After I added prefetching, and did a few trial runs to find the best prefetchOffset value, the running time of assignment step went from 44.3 seconds to 32.2 seconds. Another 27% improvement.

But wait, there’s more. The new inner-loop is scanning thru array/memory sequentially, doing the same type of operation on each data element. This practically screams out for SIMD optimization.

It’s always fun to improve performance by writing assembly language code, but we rarely have good reasons to do it nowadays. Now, if processing 100 million pieces of data, repeatedly, in a non-production environment, isn’t a good excuse, then I don’t know what is.

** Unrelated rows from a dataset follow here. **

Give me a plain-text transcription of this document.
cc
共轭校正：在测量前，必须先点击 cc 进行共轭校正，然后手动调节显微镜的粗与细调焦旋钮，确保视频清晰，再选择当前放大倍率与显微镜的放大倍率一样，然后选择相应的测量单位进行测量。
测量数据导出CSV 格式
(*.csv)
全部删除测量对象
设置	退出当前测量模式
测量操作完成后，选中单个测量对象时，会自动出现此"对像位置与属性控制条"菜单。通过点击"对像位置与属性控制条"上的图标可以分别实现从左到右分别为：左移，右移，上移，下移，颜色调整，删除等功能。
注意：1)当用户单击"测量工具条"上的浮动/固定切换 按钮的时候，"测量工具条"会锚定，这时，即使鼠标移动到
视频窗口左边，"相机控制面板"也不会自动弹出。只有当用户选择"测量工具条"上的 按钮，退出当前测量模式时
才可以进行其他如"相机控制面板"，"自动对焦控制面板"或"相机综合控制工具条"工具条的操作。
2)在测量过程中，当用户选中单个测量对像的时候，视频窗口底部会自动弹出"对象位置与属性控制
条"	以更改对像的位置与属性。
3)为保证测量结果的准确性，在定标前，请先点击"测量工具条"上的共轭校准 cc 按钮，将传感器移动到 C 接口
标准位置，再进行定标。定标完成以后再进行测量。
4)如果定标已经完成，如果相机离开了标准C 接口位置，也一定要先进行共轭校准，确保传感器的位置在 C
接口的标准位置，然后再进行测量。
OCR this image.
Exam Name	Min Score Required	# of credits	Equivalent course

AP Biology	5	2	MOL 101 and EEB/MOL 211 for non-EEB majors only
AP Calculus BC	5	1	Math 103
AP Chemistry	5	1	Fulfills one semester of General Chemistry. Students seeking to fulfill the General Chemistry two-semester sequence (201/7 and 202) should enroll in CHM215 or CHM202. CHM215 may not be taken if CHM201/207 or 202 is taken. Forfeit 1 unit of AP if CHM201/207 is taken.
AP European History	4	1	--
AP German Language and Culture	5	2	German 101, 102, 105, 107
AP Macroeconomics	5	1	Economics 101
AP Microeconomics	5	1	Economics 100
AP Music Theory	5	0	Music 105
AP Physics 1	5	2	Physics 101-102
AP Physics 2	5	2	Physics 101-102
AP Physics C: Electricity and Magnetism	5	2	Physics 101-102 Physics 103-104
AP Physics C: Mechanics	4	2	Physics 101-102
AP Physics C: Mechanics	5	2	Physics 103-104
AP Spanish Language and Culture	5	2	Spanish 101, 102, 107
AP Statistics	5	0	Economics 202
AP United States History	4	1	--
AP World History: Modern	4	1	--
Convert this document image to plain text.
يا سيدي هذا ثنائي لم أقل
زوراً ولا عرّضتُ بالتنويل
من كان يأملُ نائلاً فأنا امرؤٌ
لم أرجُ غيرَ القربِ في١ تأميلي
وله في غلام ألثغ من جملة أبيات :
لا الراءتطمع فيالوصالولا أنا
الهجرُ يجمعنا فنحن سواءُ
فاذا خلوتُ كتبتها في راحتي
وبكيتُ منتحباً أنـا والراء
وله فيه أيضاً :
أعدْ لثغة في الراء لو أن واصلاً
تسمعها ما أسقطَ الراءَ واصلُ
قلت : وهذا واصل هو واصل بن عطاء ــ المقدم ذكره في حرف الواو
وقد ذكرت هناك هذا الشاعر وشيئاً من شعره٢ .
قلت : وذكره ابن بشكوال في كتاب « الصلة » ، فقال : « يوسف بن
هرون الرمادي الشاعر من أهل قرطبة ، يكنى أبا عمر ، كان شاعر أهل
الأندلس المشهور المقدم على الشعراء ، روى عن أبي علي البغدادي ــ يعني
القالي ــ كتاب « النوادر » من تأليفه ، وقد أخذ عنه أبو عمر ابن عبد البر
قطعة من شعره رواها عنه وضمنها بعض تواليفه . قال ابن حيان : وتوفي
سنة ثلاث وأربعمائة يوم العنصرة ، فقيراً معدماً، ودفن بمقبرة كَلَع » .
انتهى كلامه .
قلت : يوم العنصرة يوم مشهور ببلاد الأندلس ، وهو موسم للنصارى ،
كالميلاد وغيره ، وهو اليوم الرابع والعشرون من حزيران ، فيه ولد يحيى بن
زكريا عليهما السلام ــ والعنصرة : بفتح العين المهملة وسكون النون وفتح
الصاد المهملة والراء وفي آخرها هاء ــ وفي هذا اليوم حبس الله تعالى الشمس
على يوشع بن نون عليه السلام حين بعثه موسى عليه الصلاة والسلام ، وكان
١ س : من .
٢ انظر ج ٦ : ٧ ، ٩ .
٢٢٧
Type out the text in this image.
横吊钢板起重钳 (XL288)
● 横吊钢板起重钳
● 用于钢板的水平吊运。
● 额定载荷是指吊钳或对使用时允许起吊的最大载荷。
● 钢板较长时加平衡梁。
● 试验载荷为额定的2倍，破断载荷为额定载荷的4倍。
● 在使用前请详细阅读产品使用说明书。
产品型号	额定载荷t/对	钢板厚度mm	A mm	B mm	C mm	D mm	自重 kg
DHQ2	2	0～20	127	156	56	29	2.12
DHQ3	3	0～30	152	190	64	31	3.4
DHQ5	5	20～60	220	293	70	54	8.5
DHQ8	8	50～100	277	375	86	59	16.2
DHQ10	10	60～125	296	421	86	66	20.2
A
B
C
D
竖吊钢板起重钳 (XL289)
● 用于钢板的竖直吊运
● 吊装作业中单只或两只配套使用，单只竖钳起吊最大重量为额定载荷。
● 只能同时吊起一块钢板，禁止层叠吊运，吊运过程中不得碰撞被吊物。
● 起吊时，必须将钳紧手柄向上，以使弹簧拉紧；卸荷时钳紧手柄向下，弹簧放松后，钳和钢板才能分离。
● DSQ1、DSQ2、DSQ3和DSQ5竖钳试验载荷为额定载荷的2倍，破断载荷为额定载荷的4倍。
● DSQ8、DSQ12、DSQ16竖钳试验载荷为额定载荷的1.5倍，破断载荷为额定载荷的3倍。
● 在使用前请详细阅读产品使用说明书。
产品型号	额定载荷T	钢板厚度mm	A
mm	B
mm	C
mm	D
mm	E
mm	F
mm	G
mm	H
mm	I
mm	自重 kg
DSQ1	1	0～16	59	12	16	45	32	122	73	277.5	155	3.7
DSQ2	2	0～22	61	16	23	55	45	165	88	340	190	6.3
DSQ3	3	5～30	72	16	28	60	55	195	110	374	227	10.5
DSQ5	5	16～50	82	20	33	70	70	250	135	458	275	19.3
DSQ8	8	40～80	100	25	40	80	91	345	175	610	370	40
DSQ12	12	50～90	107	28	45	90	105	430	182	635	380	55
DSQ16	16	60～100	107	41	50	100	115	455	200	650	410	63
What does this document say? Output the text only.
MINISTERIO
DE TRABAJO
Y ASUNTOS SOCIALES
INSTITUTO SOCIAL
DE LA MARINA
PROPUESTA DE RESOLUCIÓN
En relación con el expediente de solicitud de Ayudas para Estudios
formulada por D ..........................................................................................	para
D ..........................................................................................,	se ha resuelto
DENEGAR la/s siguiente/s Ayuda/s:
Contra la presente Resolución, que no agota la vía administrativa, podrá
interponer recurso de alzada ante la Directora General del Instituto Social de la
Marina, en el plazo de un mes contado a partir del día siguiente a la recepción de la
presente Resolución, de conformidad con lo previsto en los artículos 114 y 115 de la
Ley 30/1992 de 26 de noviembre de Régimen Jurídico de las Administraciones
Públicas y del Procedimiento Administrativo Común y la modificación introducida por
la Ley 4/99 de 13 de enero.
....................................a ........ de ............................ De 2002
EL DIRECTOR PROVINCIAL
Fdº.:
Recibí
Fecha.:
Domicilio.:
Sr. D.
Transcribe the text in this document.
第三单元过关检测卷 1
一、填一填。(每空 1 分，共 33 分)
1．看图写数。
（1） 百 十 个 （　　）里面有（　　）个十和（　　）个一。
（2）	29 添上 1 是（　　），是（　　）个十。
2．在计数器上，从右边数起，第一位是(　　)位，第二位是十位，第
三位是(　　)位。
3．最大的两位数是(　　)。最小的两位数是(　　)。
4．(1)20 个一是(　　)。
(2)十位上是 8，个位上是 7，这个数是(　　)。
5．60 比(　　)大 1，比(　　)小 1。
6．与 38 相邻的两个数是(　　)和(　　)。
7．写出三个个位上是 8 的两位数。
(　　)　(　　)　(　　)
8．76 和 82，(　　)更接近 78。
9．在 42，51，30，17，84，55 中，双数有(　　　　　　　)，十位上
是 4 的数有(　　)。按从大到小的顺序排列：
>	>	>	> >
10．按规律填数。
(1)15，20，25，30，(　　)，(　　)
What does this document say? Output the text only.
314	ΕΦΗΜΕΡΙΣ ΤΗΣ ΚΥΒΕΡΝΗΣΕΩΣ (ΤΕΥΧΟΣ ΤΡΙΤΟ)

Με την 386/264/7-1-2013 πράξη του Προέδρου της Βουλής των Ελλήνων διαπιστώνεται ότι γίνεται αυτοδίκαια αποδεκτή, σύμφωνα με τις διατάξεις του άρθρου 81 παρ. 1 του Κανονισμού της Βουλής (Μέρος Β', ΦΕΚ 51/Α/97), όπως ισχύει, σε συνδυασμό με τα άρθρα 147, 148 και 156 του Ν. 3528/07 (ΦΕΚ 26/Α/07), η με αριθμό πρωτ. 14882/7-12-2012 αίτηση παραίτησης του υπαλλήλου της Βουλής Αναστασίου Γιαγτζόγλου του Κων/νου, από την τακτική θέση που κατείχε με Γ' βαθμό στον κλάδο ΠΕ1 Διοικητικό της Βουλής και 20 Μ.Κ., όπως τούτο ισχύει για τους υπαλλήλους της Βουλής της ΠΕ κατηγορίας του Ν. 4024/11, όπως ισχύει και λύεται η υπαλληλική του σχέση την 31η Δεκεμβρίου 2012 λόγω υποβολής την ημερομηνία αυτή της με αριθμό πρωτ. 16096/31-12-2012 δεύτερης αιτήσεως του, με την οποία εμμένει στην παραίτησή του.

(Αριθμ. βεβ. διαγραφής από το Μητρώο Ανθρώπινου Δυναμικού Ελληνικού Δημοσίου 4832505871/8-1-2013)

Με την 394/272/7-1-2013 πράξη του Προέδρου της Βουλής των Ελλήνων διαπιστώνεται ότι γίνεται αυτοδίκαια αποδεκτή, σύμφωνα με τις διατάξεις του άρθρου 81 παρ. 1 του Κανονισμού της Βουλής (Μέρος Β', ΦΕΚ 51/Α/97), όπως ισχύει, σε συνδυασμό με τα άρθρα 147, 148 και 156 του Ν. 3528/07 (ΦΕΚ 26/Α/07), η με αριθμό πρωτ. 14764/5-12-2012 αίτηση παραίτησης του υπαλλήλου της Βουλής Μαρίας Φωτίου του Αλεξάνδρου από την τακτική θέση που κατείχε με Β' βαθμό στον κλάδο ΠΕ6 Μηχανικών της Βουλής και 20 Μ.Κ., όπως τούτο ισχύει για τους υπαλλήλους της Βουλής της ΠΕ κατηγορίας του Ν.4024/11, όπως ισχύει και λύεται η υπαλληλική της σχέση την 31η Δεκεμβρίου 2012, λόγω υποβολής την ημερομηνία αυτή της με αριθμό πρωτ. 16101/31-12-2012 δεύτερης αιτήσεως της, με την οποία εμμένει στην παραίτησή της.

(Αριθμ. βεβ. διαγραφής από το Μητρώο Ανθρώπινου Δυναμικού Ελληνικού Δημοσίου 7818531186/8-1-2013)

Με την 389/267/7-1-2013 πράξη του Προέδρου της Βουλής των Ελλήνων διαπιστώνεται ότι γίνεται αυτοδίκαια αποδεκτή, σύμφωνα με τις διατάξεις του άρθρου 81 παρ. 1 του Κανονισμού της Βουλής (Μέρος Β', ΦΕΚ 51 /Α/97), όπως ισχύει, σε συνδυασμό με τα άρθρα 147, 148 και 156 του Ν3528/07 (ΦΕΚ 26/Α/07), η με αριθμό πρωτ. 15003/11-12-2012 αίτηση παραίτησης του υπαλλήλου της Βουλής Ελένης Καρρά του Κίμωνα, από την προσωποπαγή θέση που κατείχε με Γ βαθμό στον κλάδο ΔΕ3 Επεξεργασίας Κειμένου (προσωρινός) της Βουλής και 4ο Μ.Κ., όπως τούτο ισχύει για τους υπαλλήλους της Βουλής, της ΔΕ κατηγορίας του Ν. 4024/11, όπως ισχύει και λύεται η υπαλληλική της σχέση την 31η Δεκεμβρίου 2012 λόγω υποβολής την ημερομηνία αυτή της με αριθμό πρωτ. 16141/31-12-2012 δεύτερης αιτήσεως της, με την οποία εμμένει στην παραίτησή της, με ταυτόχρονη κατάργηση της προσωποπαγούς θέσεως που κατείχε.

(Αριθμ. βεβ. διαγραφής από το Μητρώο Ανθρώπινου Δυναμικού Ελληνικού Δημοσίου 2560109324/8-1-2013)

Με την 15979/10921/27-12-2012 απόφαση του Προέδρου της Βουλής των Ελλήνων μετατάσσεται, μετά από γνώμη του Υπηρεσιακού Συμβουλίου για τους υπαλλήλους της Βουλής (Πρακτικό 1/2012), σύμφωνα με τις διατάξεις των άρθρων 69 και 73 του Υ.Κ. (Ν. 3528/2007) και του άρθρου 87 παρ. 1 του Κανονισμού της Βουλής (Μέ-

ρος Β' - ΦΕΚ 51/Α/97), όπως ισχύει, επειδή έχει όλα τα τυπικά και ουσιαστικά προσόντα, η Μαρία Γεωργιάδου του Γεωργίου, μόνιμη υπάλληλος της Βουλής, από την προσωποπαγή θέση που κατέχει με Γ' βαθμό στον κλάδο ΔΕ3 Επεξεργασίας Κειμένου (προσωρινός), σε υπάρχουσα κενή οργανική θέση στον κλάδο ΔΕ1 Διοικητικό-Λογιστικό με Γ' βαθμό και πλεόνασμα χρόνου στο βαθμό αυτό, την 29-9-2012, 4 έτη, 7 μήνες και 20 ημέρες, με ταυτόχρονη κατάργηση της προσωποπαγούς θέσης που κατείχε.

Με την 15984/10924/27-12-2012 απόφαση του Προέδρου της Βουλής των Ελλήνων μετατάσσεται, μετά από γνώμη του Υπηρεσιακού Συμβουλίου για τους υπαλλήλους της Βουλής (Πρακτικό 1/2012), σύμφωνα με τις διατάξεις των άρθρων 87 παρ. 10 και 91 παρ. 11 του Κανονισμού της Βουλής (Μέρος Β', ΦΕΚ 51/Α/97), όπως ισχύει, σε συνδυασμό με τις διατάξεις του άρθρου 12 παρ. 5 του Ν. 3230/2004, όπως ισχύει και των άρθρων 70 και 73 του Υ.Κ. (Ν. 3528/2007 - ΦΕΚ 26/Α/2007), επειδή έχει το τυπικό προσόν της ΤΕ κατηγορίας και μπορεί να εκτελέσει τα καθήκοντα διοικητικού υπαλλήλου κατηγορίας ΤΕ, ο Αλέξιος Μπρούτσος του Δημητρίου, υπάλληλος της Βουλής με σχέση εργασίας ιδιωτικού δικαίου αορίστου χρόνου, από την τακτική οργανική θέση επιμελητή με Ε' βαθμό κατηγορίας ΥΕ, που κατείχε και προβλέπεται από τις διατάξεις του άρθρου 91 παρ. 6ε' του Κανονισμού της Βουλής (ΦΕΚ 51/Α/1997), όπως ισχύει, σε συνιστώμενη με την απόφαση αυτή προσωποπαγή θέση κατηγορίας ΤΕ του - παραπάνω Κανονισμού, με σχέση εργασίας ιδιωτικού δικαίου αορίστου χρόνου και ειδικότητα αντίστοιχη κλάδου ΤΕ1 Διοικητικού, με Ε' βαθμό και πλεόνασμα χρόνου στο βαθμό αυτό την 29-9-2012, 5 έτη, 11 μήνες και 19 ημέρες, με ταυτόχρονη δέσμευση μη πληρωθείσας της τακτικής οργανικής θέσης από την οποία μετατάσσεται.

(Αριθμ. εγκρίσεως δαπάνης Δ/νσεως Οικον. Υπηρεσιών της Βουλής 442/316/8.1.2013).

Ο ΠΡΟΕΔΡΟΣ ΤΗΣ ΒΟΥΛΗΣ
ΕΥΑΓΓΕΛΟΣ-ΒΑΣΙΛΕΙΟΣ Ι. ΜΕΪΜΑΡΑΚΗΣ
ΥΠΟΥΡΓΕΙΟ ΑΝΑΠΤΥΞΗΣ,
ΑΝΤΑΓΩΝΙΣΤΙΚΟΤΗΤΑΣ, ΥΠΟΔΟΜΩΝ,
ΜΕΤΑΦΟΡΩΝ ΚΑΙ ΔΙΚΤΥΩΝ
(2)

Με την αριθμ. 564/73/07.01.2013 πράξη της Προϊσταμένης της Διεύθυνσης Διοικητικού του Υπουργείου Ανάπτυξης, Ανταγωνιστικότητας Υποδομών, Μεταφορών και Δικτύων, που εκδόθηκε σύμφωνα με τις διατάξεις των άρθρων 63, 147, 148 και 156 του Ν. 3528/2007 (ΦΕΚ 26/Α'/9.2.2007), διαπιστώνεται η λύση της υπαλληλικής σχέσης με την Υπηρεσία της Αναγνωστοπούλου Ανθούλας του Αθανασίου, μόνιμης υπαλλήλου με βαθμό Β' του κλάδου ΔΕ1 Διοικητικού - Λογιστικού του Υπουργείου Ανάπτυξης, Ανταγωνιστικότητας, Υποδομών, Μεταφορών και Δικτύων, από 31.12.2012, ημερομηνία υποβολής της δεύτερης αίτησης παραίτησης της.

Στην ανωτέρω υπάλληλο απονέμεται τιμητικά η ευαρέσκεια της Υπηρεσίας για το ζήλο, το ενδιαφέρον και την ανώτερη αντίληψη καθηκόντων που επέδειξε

So I translated the inner-loop to inline assembly code using SSE instructions. Even a straight-forward translation, without any tuning at all, reduced the running time of assignment step from 32.2 seconds down to 10.4 seconds! After a few runs to find a new optimal prefetch distance, the running time dropped further to 9.6 seconds. A huge improvement !

So in summary, the per-iteration running times in seconds:
  • Original implementation: total=90
  • Rearrangement/reduction of data: assignement=44.3, update=8.0, total=52.5
  • Prefetch: assignement=32.2, update=8.0, total=40.2
  • SSE inline assembly code: assignment= 9.6, update=8.0, total=17.6
An 80% reduction in running time, or 5 times boost in speed.

Next up: The Greater Collaborative Filtering Groupthink (KNN)

7 comments:

Anonymous said...

What do you mean by 'I need to build 8 sets'? Why? What is the difference between one set of clusters and another?

by321 said...

Each set is set to different random starting values, for blending later.

Anonymous said...

OK. That makes sense. So blending from random sources seems to have a beneficial effect.

Unknown said...

First, thanks for the interesting posts! I think I'll have to put in a clustering algorithm myself. (Yeah yeah, when I get time...)

I have to admit, I'm amazed pre-fetching made such a difference, and that SSE instructions could be so well used. I wouldn't have thought things were quite parallel enough for that. Very interesting.

Do you think you would have any gains by tracking a current minimum (the distance of the nth cluster, where n is the number you'll use at the end) and bailing out early with that? Or would the complexity negate any efficiency gains?

It also seems an amazingly rapid convergence -- 10 iterations from starting with random values. Wow!

by321 said...

I think your "tracking a current minimum" idea is the early-out approach I described. I modified the post to make it more clear.

Anonymous said...

I am unable to reproduce your results using the approach you described and using C=64, I=10, K=8. It's obviously something I'm doing wrong...

Anonymous said...

Could you clarify what you mean by the assignment and update times... Are the assignment times, the time it takes to assign all ~480k users to clusters, or is it for assigning a single user to a cluster?

Are there any other general performance tricks you are using? It sounds like you are avoiding floating point operations based on your description.

Any chance you'll release your source code for this? Or maybe just the juicy bits, like the assignment and update routines?